Stein Discrepancy for Unsupervised Domain Adaptation
Anneke von Seeger, Dongmian Zou, Gilad Lerman
TL;DR
This work introduces Stein discrepancy-based unsupervised domain adaptation (UDA) to address scenarios with scarce unlabeled target data. It develops both kernelized and adversarial forms of the transfer loss and supports target-density modeling via Gaussian, Gaussian mixtures, or VAEs, enabling score-function-based alignment without relying on abundant target labels. Theoretical contributions include a generalization bound on the target error and a convergence rate for the empirical Stein discrepancy in two-sample settings. Empirically, the method yields robust improvements over baselines in scarce-target benchmarks (Office31, Office-Home, VisDA-2017), with notable gains when combined with FixMatch or SPA, especially under very limited target data.
Abstract
Unsupervised domain adaptation (UDA) aims to improve model performance on an unlabeled target domain using a related, labeled source domain. A common approach aligns source and target feature distributions by minimizing a distance between them, often using symmetric measures such as maximum mean discrepancy (MMD). However, these methods struggle when target data is scarce. We propose a novel UDA framework that leverages Stein discrepancy, an asymmetric measure that depends on the target distribution only through its score function, making it particularly suitable for low-data target regimes.
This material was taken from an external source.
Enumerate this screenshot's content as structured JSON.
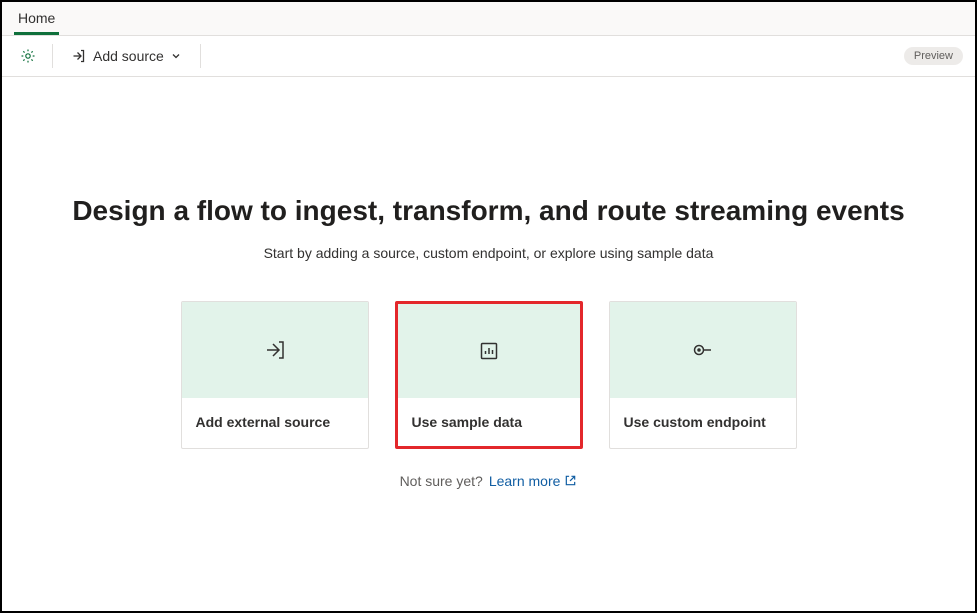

Our proposed method has kernelized and adversarial forms and supports flexible modeling of the target distribution via Gaussian, GMM, or VAE models. We derive a generalization bound on the target error and a convergence rate for the empirical Stein discrepancy in the two-sample setting. Empirically, our method consistently outperforms prior UDA approaches under limited target data across multiple benchmarks.